Culturespill » Depeche Mode

Here We Go Again: Meet Another Great Band from Brooklyn

30th April


If you wondered why Pitchfork’s Ryan Schreiber moved to Brooklyn last year–because, you know, all of us wait with bated breath to learn about the Exalted Imam of indie-rock’s next move–a band called “Elika” is one good reason why. Brooklyn’s ongoing underground rock renaissance, responsible for such wicked miracles as TV on the Radio and The Honorary Title, continues to deliver some of the greatest music you’ve never heard. For Elika, that anonymity ends with the release of their lush and ambient debut, Trying Got Us Nowhere (yeah, join the club, dude.)

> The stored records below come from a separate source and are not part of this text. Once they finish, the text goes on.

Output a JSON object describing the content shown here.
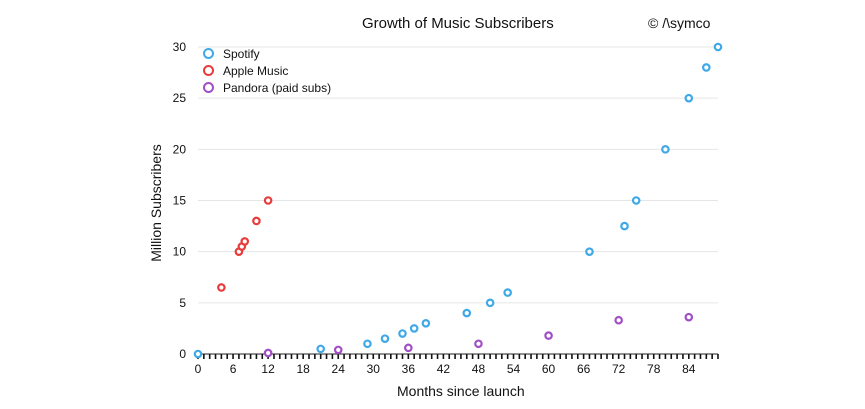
{
  "chart_data": {
    "type": "scatter",
    "title": "Growth of Music Subscribers",
    "credit": "© /\\symco",
    "xlabel": "Months since launch",
    "ylabel": "Million Subscribers",
    "xlim": [
      0,
      89
    ],
    "ylim": [
      0,
      30
    ],
    "x_ticks": [
      0,
      6,
      12,
      18,
      24,
      30,
      36,
      42,
      48,
      54,
      60,
      66,
      72,
      78,
      84
    ],
    "y_ticks": [
      0,
      5,
      10,
      15,
      20,
      25,
      30
    ],
    "grid": "horizontal",
    "legend_position": "top-left",
    "series": [
      {
        "name": "Spotify",
        "color": "#3fa9e8",
        "points": [
          [
            0,
            0
          ],
          [
            21,
            0.5
          ],
          [
            29,
            1
          ],
          [
            32,
            1.5
          ],
          [
            35,
            2
          ],
          [
            37,
            2.5
          ],
          [
            39,
            3
          ],
          [
            46,
            4
          ],
          [
            50,
            5
          ],
          [
            53,
            6
          ],
          [
            67,
            10
          ],
          [
            73,
            12.5
          ],
          [
            75,
            15
          ],
          [
            80,
            20
          ],
          [
            84,
            25
          ],
          [
            87,
            28
          ],
          [
            89,
            30
          ]
        ]
      },
      {
        "name": "Apple Music",
        "color": "#e83c3c",
        "points": [
          [
            4,
            6.5
          ],
          [
            7,
            10
          ],
          [
            7.5,
            10.5
          ],
          [
            8,
            11
          ],
          [
            10,
            13
          ],
          [
            12,
            15
          ]
        ]
      },
      {
        "name": "Pandora (paid subs)",
        "color": "#a04fc4",
        "points": [
          [
            12,
            0.1
          ],
          [
            24,
            0.4
          ],
          [
            36,
            0.6
          ],
          [
            48,
            1
          ],
          [
            60,
            1.8
          ],
          [
            72,
            3.3
          ],
          [
            84,
            3.6
          ]
        ]
      }
    ]
  }
}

With a sound that Ulrich Schnauss describes as “an incredibly exciting, radical fusion of shoegaze and electronica,” the band covers enough musical terrain to map the globe, naming influences anywhere from Brian Wilson to Pat Benatar, Nico to Echo & The Bunnymen’s Ian McCulloch. We might add Depeche Mode, Kate Bush and Love and Rockets while we’re at it. The duo that comprises Elika–with Brian Wenckebach on guitar and programming and Evangelia Maravelias’s vocals silvered in the restrained radiance of the song–join forces to produce a kind of modernized Tears for Fears album that leans into the sounds of the past to envision their possible future. But they’ve sent Roland Orzabald a well-earned retirement check in the mail and replaced him with Eva’s hypnotically airy vocals, and they’re not looking back.

This is no retro band; Elika’s vision is far more independent than derivative. And if the intentions behind a name like Fiercely Indie Records, Elika’s label, is that their brand of indie boasts big dripping wolf fangs and the claws of a cougar, they did well to prove the point by signing these two. While Benatar’s crystal wail does flourish somewhere in the distance of Eva’s vocal delivery, she tempers that gargantuan influence with a whispery restraint and grace that rivals Dolores O’Riordan. The ghost of Nico may haunt the aching and eerie “To the End,” but a lambent burst of synth and guitar ignite the song into something wholly Elika’s own. Brian Wenkebach, for his part, channels the atmospherics of guitar luminaries like Nick McCabe, Robert Quine or Paul Reynolds while leaving little doubt as to whose sound he serves–his.

Elika themselves describe their sound as “blissed-out ambience with head-nodding beats that range from Downtempo to Trance to IDM.” That’s about right, and it’s this bold union of influence and authenticity that promises to help Elika see the day when you don’t have to be from Brooklyn to know who they are. The peculiarly engaging power of their debut album, Trying Got Us Nowhere, guarantees that it won’t be long now.